Stock markets are broadly lower today as dealers are a little nervous ahead of the G20 summit.
Trade talks between the US and China will be the main event of the gathering, and investors are likely to remain a little cautious until some clarity is provided.
Overnight, China released the manufacturing PMI report for November, and the reading was 50.0, while economists were expecting 50.2, and the reading in October was 50.2. The update was the lowest reading in over two years, and it represents zero growth on the month. The second-largest economy in the world is a major importer of minerals, and that is why we have seen a large drop in mining stocks today. BHP Billiton, Rio Tinto and Glencore are all in the red.
Continued weakness in the underlying oil market has weighed on the price of BP, Royal Dutch Shell and Tullow Oil.
Sage shares are in the red after the company was downgraded to ‘neutral’ from ‘buy’.
Intu properties shares are lower again today after the group announced disposals of £25.3 million. Yesterday, the company confirmed that a consortium who were interested in acquiring the company, pulled their bid, and that triggered a severe sell-off in the stock.
Deutsche Bank shares hit another record-low as police raided offices at the bank for a second day in a row. The police search is in relation to the ‘Panama Papers’ and the German bank are under suspicion of assisting clients transfer money to the tax haven.

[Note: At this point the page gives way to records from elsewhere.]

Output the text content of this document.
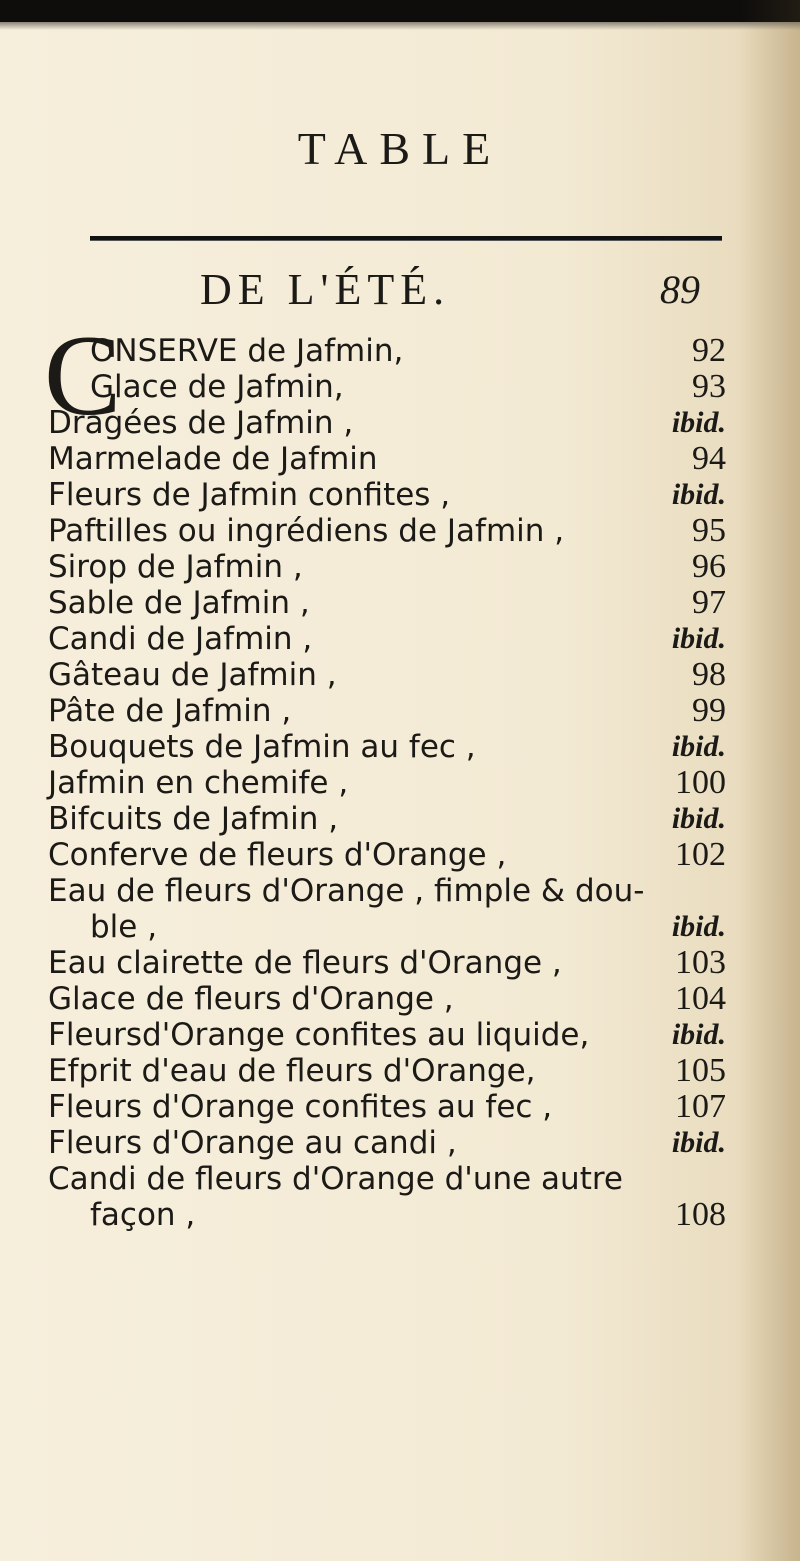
TABLE
DE L'ÉTÉ.	89
C
ONSERVE de Jafmin,	92
Glace de Jafmin,	93
Dragées de Jafmin ,	ibid.
Marmelade de Jafmin	94
Fleurs de Jafmin confites ,	ibid.
Paftilles ou ingrédiens de Jafmin ,	95
Sirop de Jafmin ,	96
Sable de Jafmin ,	97
Candi de Jafmin ,	ibid.
Gâteau de Jafmin ,	98
Pâte de Jafmin ,	99
Bouquets de Jafmin au fec ,	ibid.
Jafmin en chemife ,	100
Bifcuits de Jafmin ,	ibid.
Conferve de fleurs d'Orange ,	102
Eau de fleurs d'Orange , fimple & dou-
ble ,	ibid.
Eau clairette de fleurs d'Orange ,	103
Glace de fleurs d'Orange ,	104
Fleursd'Orange confites au liquide,	ibid.
Efprit d'eau de fleurs d'Orange,	105
Fleurs d'Orange confites au fec ,	107
Fleurs d'Orange au candi ,	ibid.
Candi de fleurs d'Orange d'une autre
façon ,	108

The G20 summit is in focus and some dealers are sitting on their hands until they hear about US-China trade relations. The talks between the two countries will be the highlight to the event. Donald Trump is being accompanied by Peter Navarro, who is very critical of China, so expectations have been tempered going into this meeting. The likelihood of a deal being reached this weekend is low, but if things go well we might see the US holding off from implementing new tariffs. The major indices are mixed and experiencing low volatility.
President Trump, along with Canada’s Justin Trudeau and Mexico’s Enrique Pena Nieto, signed the United States, Mexico Canada (USMCA) deal – which replaced NAFTA. The respective parliaments must back the agreement, but it appears the trade issue in North America is going to be settled.
The Chicago PMI reading jumped to 66.4 – its highest reading in nearly one year.
The US dollar index has crept up today as the Fed minutes last night gave a strong indication there will be an interest rate hike in December. The language from the US central bank is less hawkish than what it was in nearly October, but we are still likely to see rate hikes in 2019, but it might be done at a slower pace.
GBP/USD is lower on account of the firmer US and uncertainty surround Brexit. There is little support for Theresa May’s deal, some MP’s are fearful of a ‘no-deal’ Brexit and now, Donald Tusk, the President of the European Council said its ‘no deal or no Brexit’. The pressure is mounting on Mrs May, and the pound.
EUR/USD has fallen due to disappointing data from the eurozone. Italian unemployment jumped to 10.6% in October, up from 10.3% in September. Third-quarter Italian GDP contracted by 0.1%. Italy is in the middle of a political battle with the EU over their budget, and a deteriorating economy might embolden the anti-establishment coalition in Rome. Eurozone CPI cooled from 2.2% to 2% - meeting forecasts, and this shows that demand is clearly cooling in the currency bloc.
The strong US dollar has hit the gold market. Throughout this year there has been a strong inverse relationship between the metal and the US dollar, and that is playing out again today. Gold has been trading sideways for the last few weeks, but if it holds above the $1,200 mark, its outlook should remain positive.
Oil is in the red again as fear of oversupply persist. During yesterday’s session the energy received a boost from Russia, who indicated they are considering a production cut. Since the upward move didn’t last long, it highlights the weak sentiment.